Shubhra Gupta of The Indian Express rated 2.5/5 stars and said in her review "While both Ananya Panday and Vihaan Samat do their job well, the film truly feels potent only when it comes off the screen." Anuj Kumar of The Hindu stated in his review that "Director Vikramaditya Motwane succeeds in creating the mood, moments, and message but the thriller lacks the killer punch". Arushi Jain of India Today rated 2.5/5 stars and said "Ananya Panday's film offers an intriguing concept about AI's impact on life and love but falters with a tedious execution, ultimately failing to deliver a compelling message."
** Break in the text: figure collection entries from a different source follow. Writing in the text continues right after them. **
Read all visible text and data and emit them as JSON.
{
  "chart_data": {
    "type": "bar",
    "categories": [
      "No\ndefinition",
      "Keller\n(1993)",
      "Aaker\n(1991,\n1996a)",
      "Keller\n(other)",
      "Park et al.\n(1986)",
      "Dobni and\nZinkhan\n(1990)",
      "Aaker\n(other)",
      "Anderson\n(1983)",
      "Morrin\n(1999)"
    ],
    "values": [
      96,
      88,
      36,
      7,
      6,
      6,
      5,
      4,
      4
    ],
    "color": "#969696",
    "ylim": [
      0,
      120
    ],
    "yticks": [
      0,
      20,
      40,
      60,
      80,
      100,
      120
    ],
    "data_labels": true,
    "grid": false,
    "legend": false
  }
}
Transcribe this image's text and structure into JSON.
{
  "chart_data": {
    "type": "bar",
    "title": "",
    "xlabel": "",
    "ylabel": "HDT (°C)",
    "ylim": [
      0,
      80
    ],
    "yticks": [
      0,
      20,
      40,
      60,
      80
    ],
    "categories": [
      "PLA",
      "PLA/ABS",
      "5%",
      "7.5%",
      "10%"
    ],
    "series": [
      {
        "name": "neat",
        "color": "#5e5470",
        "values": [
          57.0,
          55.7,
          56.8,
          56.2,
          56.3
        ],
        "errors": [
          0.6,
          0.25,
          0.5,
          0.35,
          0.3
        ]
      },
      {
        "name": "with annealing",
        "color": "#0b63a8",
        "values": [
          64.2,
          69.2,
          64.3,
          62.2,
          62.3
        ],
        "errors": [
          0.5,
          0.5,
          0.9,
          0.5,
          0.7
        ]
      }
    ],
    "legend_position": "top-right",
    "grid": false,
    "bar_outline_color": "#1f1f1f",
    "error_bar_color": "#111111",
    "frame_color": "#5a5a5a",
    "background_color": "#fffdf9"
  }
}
Dhaval Roy of The Times of India gave three stars out of five, and observed: "While CTRL excels in depicting social media obsession and AI's influence, its thriller parts are underdeveloped and don’t quite hit the mark. Despite thought-provoking themes and impressive visuals, it leaves viewers craving complexity and depth." Lachmi Deb Roy of Firstpost wrote in her review: "Netflix’s CTRL teaches us to take control of our life and not to be slaves of technology. Engaging idea, but not executed well." The Statesman gave it 3.5 out of 5 stars and wrote that Ananya's ability to convey the emotional weight of Nella's predicament elevates the film, making the audience empathize with her struggles, while supporting performances from the cast further enrich the narrative. The lauded the film's visual style, anchored in the digital landscape that enhances its thematic depth.